野党・共和党のミッチ・マコネル上院院内総務は、今回の対応が「対話と協力の大事さ」を示していると述べた。

各種団体から賛否

今回の動きは、銃規制活動家の一部も歓迎している。

2018年にフロリダ州パークランドの高校で起きた銃乱射事件の生存者で、銃暴力の防止に取り組む学生主導の運動「March for Our Lives」を始めたデイヴィッド・ホッグ氏は、「これは最初の一歩で、実際、私が想定していたよりはずっと内容がある。小さいながらも前進だ」とツイートした。

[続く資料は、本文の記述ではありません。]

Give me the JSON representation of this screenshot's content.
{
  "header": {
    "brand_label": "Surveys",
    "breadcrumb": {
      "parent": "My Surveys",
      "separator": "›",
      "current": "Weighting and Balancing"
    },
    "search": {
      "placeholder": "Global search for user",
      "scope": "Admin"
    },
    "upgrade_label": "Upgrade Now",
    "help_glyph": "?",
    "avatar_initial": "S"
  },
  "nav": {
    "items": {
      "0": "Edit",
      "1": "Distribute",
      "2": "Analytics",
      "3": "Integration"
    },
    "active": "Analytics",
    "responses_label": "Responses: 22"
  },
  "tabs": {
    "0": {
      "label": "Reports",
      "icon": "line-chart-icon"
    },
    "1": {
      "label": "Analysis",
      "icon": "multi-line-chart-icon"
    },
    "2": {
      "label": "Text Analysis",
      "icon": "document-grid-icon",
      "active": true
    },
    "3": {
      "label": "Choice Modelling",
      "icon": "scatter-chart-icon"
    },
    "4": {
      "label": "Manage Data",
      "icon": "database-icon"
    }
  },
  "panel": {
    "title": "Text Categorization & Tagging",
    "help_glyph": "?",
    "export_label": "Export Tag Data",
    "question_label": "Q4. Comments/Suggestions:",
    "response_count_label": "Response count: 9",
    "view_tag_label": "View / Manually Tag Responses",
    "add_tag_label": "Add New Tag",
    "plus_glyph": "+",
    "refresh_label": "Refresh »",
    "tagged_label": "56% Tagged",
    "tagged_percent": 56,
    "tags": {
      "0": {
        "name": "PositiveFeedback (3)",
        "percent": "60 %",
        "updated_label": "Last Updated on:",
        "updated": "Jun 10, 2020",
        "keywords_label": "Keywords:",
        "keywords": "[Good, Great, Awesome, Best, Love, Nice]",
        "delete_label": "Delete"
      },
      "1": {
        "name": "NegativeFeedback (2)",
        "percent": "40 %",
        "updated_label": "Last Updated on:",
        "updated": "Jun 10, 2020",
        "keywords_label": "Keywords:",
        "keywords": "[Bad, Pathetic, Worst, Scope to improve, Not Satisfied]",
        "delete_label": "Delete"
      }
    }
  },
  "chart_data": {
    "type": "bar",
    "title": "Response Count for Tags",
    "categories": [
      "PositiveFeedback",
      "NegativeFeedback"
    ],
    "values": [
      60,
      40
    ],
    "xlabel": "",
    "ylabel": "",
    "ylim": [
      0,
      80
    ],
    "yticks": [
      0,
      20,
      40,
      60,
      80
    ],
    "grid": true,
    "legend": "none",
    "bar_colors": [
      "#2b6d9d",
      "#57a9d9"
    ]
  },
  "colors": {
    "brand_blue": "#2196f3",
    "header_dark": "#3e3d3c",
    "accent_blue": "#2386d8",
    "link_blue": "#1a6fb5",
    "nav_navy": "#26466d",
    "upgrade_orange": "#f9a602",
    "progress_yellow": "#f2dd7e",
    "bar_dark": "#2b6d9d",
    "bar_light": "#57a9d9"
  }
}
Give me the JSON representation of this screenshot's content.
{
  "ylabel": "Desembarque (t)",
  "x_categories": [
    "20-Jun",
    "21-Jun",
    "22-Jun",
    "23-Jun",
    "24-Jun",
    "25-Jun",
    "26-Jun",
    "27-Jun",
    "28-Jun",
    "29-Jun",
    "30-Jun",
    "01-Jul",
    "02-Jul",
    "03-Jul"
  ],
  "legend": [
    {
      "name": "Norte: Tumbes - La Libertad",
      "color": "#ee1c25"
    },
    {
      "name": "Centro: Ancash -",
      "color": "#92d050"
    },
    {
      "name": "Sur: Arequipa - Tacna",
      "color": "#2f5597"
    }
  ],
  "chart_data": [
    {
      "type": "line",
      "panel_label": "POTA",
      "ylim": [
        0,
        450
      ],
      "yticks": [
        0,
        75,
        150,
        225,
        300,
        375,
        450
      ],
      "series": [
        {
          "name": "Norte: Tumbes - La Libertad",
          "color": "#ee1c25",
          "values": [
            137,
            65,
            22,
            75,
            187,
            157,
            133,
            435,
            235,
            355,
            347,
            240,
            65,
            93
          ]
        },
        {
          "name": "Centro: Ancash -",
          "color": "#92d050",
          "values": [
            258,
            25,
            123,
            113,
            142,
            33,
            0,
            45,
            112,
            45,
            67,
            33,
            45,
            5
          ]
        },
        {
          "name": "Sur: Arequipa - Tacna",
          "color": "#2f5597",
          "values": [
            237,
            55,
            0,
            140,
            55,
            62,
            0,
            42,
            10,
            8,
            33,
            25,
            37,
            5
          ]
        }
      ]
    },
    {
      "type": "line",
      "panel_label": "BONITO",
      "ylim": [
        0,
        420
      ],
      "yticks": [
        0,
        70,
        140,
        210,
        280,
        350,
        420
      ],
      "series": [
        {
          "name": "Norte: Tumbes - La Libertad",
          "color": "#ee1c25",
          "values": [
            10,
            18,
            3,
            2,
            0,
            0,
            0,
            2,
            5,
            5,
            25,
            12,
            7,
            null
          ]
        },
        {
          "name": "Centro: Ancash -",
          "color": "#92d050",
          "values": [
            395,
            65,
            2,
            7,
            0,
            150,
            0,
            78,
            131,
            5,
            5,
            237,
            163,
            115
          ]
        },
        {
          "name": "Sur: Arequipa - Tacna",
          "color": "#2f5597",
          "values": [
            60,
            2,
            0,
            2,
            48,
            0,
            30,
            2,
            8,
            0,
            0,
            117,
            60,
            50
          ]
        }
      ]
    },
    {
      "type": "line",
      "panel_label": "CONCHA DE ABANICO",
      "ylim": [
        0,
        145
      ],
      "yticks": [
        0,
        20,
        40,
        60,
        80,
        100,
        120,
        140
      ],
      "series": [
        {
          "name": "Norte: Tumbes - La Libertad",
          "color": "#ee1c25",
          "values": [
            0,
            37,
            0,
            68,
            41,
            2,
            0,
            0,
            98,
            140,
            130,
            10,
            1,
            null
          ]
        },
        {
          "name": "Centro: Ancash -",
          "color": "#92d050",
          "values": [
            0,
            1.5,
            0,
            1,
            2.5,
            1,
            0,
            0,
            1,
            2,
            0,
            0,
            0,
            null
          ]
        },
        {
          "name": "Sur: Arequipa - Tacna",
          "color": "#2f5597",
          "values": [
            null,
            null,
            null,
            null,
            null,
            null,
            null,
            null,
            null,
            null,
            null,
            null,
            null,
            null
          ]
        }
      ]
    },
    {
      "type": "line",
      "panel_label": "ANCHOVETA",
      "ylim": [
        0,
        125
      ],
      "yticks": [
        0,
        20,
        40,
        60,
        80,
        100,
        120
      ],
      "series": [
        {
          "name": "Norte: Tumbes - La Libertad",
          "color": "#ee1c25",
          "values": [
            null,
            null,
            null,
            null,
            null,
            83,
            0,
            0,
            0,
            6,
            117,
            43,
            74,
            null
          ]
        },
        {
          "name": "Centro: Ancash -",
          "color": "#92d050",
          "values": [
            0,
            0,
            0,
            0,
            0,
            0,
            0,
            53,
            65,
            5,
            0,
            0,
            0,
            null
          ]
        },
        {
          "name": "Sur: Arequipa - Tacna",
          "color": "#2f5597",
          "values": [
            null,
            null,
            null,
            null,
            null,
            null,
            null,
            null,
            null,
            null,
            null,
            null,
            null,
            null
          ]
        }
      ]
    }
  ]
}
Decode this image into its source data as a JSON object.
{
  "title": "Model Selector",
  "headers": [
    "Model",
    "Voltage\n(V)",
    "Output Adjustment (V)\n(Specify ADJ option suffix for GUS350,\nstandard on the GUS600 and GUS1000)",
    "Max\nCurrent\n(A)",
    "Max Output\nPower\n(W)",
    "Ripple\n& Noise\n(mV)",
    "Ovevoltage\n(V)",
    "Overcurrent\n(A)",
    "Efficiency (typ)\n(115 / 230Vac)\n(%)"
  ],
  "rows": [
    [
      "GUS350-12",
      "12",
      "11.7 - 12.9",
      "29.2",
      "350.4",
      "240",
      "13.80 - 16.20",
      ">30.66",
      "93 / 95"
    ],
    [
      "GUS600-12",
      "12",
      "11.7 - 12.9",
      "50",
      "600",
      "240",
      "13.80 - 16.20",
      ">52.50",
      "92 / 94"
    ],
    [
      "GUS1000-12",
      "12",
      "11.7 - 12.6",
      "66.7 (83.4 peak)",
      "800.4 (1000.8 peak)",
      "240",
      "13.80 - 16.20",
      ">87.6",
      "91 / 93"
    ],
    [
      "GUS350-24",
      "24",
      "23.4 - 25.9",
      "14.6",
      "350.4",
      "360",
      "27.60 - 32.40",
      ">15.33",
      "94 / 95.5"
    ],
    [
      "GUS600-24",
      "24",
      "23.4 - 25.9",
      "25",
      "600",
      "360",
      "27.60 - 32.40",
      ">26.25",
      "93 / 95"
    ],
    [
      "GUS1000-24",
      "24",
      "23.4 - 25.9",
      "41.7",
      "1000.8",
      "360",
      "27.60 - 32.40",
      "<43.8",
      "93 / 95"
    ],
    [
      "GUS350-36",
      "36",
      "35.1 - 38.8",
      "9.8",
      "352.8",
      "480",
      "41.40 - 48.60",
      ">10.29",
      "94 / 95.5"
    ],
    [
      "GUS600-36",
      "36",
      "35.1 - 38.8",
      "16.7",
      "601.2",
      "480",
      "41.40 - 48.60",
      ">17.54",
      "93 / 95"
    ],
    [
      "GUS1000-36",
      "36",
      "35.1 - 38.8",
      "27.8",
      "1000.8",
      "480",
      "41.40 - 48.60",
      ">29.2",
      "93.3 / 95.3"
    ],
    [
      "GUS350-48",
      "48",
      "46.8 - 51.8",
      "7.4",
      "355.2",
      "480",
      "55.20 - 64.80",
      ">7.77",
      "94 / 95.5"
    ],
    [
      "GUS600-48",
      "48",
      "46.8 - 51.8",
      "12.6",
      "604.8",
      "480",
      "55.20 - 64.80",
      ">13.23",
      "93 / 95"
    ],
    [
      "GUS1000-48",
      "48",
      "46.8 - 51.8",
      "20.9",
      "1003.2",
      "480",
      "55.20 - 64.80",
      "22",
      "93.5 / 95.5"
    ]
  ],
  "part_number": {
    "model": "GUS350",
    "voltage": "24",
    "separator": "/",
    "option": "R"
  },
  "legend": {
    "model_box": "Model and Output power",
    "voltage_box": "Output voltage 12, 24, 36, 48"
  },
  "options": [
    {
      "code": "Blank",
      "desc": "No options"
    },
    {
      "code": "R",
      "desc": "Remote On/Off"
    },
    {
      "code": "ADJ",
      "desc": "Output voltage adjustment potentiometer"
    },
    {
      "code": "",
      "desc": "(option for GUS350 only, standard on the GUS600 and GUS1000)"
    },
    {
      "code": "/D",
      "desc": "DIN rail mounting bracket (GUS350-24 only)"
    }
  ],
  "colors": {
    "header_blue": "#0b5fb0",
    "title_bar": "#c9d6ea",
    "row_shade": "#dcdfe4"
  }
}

銃規制擁護団体「お母さんたちは行動を求める」は、「私たちの草の根の部隊は、法制化されるまでどこまでも闘う準備ができている。銃の安全対策に連邦が26年もかけているのは受け入れられない」とツイートした

2011年にアリゾナ州トゥーソンで有権者との対話集会中に頭部を撃たれ、重傷を負ったガブリエル・ギフォーズ元下院議員(民主党)は、「重要な一歩前進」だとして、「連邦議会がここ30年で初めて、銃の安全対策で大々的な行動をとることになるかもしれない」とツイート。現在は銃規制活動に精力的に取り組むギフォーズ氏は、「今回の合意は完璧ではないし、これから様々な詳細を検討し、さらに行動が必要だが、法案を慎重に作成して法律にすれば、この枠組みは人の命を救う前進になる」と書いた

一方、銃所持の権利を強く主張する全米ライフル協会(NRA)は、法案の全文が公表されたら対応すると表明。「銃規制の政策、憲法が定める適正手続きの保護を覆す取り組み、法を守る市民から自らや愛する人を守る基本的権利を奪おうとする取り組みを、この法律やその他のあらゆる法律に盛り込もうとするあらゆる動きに反対し続ける」とした。


連邦法として唯一の望み


米議会ではこれまで、民主党が銃規制の強化に動いてきたが、共和党がこれを阻んできた。今回の法案は、銃規制関連としてはここ数十年で初めて、超党派の支持を得た。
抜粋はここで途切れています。